2. Heat the chicken broth in a saucepan, season well with salt and pepper, and keep hot over low heat.
3. Heat the olive oil over medium heat in a separate medium-size pot. Add the onion, season lightly with salt and pepper, and cook until it turns translucent, about 5 minutes.
4. Turn the heat to high, add the shrimp, garlic, and lemon zest, and season with salt and pepper. Cook the shrimp until they are just opaque, about 2 minutes. Transfer the shrimp to a plate and set aside.
5. Add the rice to the onions in the pot, stir, and turn the heat to low. Add about 1 cup of the hot broth to the rice mixture and stir slowly until the broth is absorbed. Continue to add the broth 1 cup at a time, stirring slowly, letting the rice absorb the broth before adding more.

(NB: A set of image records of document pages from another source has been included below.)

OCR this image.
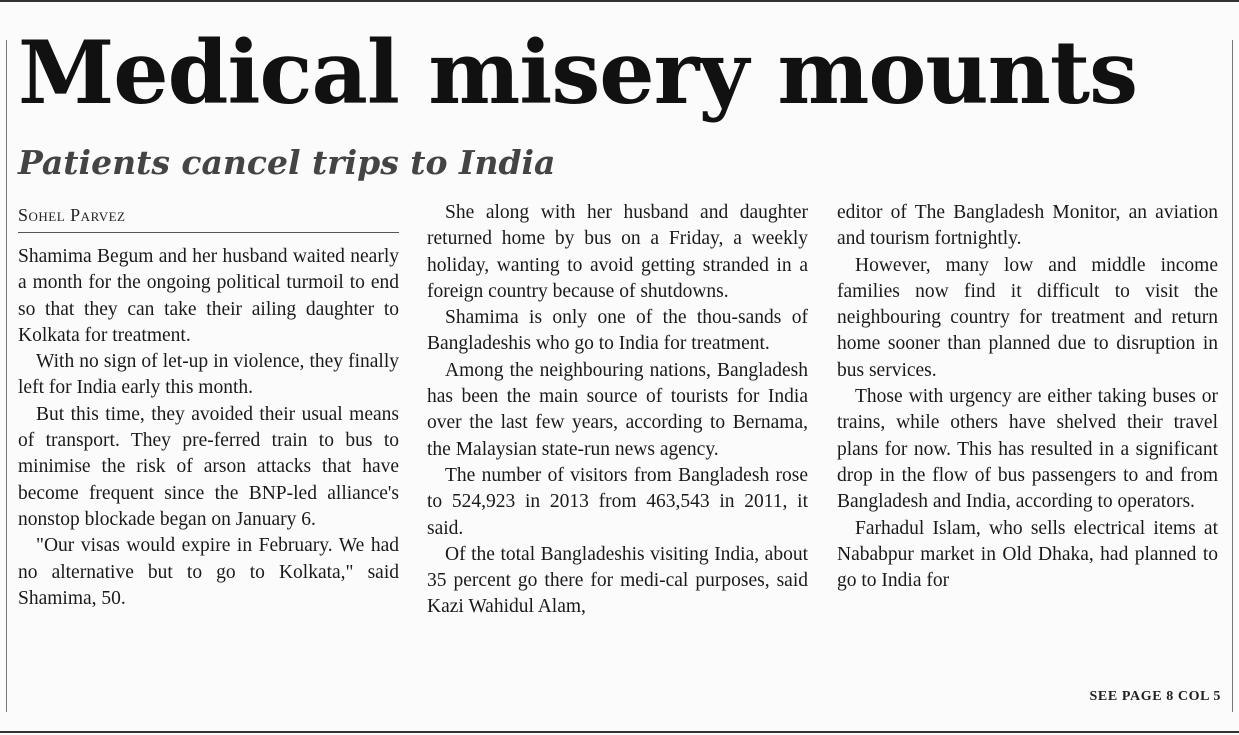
Medical misery mounts
Patients cancel trips to India
Sohel Parvez

Shamima Begum and her husband waited nearly a month for the ongoing political turmoil to end so that they can take their ailing daughter to Kolkata for treatment.

With no sign of let-up in violence, they finally left for India early this month.

But this time, they avoided their usual means of transport. They pre-ferred train to bus to minimise the risk of arson attacks that have become frequent since the BNP-led alliance's nonstop blockade began on January 6.

"Our visas would expire in February. We had no alternative but to go to Kolkata," said Shamima, 50.

She along with her husband and daughter returned home by bus on a Friday, a weekly holiday, wanting to avoid getting stranded in a foreign country because of shutdowns.

Shamima is only one of the thou-sands of Bangladeshis who go to India for treatment.

Among the neighbouring nations, Bangladesh has been the main source of tourists for India over the last few years, according to Bernama, the Malaysian state-run news agency.

The number of visitors from Bangladesh rose to 524,923 in 2013 from 463,543 in 2011, it said.

Of the total Bangladeshis visiting India, about 35 percent go there for medi-cal purposes, said Kazi Wahidul Alam,

editor of The Bangladesh Monitor, an aviation and tourism fortnightly.

However, many low and middle income families now find it difficult to visit the neighbouring country for treatment and return home sooner than planned due to disruption in bus services.

Those with urgency are either taking buses or trains, while others have shelved their travel plans for now. This has resulted in a significant drop in the flow of bus passengers to and from Bangladesh and India, according to operators.

Farhadul Islam, who sells electrical items at Nababpur market in Old Dhaka, had planned to go to India for

SEE PAGE 8 COL 5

6. The risotto is cooked when it is creamy on the outside and slightly firm (al dente) in the center, about 20 to 25 minutes total. Stir in the shrimp, half of the Parmesan cheese, and half of the asparagus. Season with salt and pepper to taste. If the risotto is too thick, add a little more broth until it becomes creamy.
7. Divide the risotto into warm serving dishes and sprinkle with the remaining cheese and asparagus.